- Directed by: Florian Schwarz [de]
- Written by: Michael Proehl
- Starring: Christoph Bach Jule Böwe Walter Kreye David Scheller
- Cinematography: Philipp Sichler
- Release date: 2005 (Germany);
- Running time: 87 min.
- Country: Germany
- Language: German

= Katze im Sack =

2005 German drama film

Katze im Sack (English title: Let the Cat Out of the Bag) is a German drama film directed by Florian Schwarz and written by Michael Proehl. The film's tagline translates to English as A romantic film for those who don't like romantic films. Set primarily in Leipzig, two apparently lost souls find one another but struggle to find romance against circumstances and their own divisive personalities.

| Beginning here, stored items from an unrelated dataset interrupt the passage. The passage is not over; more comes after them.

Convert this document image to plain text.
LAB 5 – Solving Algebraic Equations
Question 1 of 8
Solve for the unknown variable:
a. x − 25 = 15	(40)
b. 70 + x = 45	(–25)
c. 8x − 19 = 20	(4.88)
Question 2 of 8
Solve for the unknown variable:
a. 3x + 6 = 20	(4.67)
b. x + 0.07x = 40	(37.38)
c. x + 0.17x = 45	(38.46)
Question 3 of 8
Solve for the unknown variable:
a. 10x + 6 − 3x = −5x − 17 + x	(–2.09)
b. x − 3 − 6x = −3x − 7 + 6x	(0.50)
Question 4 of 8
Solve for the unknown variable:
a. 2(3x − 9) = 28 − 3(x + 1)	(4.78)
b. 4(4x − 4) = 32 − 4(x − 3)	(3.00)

The two lead characters, Karl played by Christoph Bach and Doris Jule Böwe, have a chance meeting on a train. The pair steal minor items from one another during the journey and that theft leads Karl to attempt to track down Doris to her place of work at a bar in Leipzig. Once in Leipzig, the pair each make convoluted attempts to get to know the other in a series of events coloured by disaffected members of Leipzig society including an older male friend of Doris and a brothel owner.

==Awards==
The film was awarded the First Steps Award as Best Young Filmmakers Award in 2004. At the Max-Ophüls-Festival 2005 it received the best music award. The film was also shown at the Berlinale.